Reklama

Przemysł Zbrojeniowy

Saab chce zabezpieczyć polskie okręty

  • Fot. Gazprom.ru
    Fot. Gazprom.ru
  • Fot. Saab
    Fot. Saab
  • Fot. Boeing
    Fot. Boeing

Szwedzka grupa zbrojeniowa Saab zaproponowała polskiej Marynarce Wojennej system walki radioelektronicznej SME-150 pozwalający wykrywać sygnały radarowe oraz wskazać, które z nich oznaczają niebezpieczeństwo. Ma on tę dodatkową zaletę, że można go bardzo łatwo zamontować nawet na niewielkich jednostkach pływających.

Szwedzi przedstawiając w Polsce swój system rozpoznania radiolokacyjnego i walki elektronicznej SME-150 w pierwszej kolejności myśleli o jego zastosowaniu na modernizowanych okrętach rakietowych typu Orkan. Firma Saab zdaje sobie przy tym sprawę, że potrzeby polskie w dziedzinie walki elektronicznej są o wiele większe i to wcale nie tylko w odniesieniu do nowych okrętów.

W Marynarce Wojennej bowiem od lat brakowało systemów ostrzegawczych, które były wykorzystywane jedynie na największych okrętach nawodnych (niszczycielach i fregatach) oraz na okrętach podwodnych. Brakowało ich natomiast na mniejszych jednostkach pływających – i to nawet na okrętach wyposażonych w wyrzutnie dipoli (np. okrętach rakietowych projektu 1241E). Tymczasem bez systemów WRE nie można było określić, kiedy rzeczywiście pojawia się niebezpieczeństwo i jaki, optymalny środek przeciwdziałania należy zastosować.
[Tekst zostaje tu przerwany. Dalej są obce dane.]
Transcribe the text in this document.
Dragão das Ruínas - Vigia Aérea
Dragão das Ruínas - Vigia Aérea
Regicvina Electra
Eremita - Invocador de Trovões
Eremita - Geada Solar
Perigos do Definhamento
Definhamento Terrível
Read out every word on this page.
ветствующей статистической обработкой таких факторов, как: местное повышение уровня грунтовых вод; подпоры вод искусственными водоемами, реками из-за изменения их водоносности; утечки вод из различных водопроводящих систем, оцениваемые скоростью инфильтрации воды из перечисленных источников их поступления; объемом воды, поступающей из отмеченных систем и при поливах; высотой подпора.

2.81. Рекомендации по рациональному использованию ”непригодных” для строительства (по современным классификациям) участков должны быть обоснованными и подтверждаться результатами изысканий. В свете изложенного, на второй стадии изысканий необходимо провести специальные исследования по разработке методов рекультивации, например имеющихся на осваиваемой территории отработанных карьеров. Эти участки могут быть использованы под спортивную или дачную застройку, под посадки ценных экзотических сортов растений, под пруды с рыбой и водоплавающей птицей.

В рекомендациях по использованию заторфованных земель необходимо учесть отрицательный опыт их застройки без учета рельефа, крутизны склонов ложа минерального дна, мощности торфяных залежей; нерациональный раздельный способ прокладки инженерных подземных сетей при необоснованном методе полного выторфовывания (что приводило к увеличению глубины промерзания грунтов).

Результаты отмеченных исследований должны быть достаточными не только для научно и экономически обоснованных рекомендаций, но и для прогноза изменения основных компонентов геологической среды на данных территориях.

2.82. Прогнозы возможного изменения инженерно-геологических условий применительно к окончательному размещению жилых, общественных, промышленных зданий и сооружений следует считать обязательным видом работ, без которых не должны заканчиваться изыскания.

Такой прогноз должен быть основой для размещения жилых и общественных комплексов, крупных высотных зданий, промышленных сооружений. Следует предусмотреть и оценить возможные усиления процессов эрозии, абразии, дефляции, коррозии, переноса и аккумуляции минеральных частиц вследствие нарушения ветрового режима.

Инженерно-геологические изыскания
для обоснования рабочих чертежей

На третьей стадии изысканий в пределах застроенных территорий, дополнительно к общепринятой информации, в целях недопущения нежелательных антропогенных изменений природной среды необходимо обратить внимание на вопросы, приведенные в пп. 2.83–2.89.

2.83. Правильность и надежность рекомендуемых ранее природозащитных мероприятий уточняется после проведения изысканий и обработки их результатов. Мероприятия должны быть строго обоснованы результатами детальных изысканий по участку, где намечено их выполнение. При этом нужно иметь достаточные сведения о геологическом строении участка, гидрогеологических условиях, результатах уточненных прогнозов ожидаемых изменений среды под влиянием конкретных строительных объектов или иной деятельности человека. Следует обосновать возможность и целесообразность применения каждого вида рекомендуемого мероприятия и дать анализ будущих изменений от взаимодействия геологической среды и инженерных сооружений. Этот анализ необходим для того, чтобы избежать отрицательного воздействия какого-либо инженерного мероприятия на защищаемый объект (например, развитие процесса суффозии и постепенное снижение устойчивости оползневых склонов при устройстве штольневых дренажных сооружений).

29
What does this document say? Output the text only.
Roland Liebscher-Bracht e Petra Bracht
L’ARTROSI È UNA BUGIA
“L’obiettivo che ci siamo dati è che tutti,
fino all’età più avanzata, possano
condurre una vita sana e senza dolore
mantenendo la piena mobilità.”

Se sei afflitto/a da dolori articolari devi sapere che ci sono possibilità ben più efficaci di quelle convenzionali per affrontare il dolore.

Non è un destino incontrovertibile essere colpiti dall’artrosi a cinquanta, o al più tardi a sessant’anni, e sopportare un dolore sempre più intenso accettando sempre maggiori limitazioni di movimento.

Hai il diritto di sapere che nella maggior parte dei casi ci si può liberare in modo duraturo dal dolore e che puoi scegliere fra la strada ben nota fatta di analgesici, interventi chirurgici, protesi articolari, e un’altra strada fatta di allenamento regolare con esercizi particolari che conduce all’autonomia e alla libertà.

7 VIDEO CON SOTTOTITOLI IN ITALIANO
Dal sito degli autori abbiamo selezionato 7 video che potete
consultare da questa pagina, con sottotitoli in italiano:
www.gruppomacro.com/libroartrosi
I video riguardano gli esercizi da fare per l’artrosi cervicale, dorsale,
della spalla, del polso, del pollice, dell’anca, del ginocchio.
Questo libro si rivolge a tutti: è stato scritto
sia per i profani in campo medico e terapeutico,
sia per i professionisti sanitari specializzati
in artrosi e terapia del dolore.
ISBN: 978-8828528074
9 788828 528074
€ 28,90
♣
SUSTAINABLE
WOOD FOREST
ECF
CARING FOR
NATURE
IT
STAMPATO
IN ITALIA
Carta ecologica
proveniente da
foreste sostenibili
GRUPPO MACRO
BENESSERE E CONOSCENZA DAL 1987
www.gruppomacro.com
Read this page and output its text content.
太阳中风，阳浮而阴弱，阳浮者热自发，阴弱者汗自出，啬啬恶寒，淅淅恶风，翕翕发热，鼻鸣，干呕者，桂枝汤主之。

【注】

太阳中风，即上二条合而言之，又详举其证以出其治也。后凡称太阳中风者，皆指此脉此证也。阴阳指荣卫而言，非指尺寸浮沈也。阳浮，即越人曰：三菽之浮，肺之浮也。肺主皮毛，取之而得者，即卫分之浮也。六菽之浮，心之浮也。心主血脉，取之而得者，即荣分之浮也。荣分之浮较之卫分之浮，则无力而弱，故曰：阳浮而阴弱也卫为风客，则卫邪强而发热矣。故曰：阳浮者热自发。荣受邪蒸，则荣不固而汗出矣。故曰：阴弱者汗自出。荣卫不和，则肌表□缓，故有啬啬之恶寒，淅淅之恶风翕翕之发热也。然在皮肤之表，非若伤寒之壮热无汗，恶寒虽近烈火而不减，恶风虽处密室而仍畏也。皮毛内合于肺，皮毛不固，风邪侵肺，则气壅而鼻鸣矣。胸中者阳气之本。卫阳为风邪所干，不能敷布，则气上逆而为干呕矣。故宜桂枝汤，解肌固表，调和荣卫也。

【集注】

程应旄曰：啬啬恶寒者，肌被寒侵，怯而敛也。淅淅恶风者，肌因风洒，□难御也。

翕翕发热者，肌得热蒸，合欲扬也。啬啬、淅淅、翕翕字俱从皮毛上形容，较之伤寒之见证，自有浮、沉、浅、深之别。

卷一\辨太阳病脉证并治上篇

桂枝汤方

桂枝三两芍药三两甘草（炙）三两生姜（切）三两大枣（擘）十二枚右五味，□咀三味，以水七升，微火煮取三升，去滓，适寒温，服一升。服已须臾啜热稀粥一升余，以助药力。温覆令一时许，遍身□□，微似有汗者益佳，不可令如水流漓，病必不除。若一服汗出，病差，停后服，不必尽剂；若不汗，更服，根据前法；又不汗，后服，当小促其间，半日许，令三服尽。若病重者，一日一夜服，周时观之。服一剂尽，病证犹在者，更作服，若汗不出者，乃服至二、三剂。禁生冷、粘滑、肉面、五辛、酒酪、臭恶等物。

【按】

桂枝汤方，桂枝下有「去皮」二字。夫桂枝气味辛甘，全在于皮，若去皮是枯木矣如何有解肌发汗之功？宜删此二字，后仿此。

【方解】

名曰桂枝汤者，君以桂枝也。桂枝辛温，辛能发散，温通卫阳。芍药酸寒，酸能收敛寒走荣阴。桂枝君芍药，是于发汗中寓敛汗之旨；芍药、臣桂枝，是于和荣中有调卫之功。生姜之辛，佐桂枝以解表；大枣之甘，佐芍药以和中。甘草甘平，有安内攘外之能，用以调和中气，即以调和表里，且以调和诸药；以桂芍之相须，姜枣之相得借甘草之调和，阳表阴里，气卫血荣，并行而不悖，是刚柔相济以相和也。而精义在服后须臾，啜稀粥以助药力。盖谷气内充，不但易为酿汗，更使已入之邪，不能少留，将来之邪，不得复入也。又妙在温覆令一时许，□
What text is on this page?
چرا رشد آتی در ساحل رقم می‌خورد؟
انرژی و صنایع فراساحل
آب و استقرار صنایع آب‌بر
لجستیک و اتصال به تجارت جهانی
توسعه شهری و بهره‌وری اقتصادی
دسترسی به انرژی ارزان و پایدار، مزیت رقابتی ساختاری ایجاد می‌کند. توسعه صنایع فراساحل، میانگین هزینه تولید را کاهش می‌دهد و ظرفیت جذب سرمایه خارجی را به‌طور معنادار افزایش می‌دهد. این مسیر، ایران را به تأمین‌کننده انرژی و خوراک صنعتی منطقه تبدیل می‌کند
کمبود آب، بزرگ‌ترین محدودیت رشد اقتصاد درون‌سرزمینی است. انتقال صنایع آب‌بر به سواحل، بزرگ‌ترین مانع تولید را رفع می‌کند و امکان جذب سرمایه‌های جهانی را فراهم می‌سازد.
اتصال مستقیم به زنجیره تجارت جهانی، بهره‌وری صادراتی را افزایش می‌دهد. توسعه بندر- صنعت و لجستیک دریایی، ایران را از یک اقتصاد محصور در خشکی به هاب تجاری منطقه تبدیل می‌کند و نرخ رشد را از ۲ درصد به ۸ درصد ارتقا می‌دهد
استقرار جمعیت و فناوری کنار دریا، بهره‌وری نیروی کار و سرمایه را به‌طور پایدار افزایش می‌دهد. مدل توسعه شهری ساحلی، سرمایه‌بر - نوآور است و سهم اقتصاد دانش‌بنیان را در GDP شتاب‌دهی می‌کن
Teraz pojawia się możliwość, by zwiększyć bezpieczeństwo jednostek pływających – szczególnie tych, które zostaną wprowadzone do Marynarki Wojennej w ramach programu operacyjnego „Zwalczanie zagrożeń na morzu” (szczególnie tych, które mają być zbudowane w ramach podprogramów Miecznik, Czapla i Orka). Rozwiązanie proponowane przez Saab może być o tyle pomocne, że z założenia jest ono przystosowane do łatwego zamontowania na dowolnym okręcie, bez potrzeby wprowadzania na nim zmian konstrukcyjnych i adoptowania dla jego potrzeb okrętowego systemu dowodzenia i kierowania.

Dodatkowo można go wykorzystać jako źródło informacji dla systemu wyrzucającego pułapki radiolokacyjne i dipole (zakłócające pasywnie obce radary). SME-150 może przy tym współpracować z morskim urządzeniem ostrzegawczym o promieniowaniu laserowym Saab Naval Laser-Warning System (NLWS).

Systemu SME-150 i UME-150 mogą współpracować z morskim urządzeniem ostrzegawczym o promieniowaniu laserowym NLWS. Fot. Saab

Do czego służy SME-150?

System SME-150 pozwala na wykrywanie, namierzanie i analizę dochodzących do anteny sygnałów radarowych. W zależności od konfiguracji może więc być wykorzystywany jako urządzenie ostrzegawcze (alarmujące załogę okrętu np., że nadlatuje rakieta z głowicą naprowadzaną radiolokacyjnie), albo jako urządzenie rozpoznawcze (pozwalające na prowadzenie szerokiej analizy sygnału i tworzenie morskiej świadomości sytuacyjnej jeżeli chodzi o środowisko radiolokacyjne (z wyszukiwaniem sygnałów sklasyfikowanych jako niebezpieczne).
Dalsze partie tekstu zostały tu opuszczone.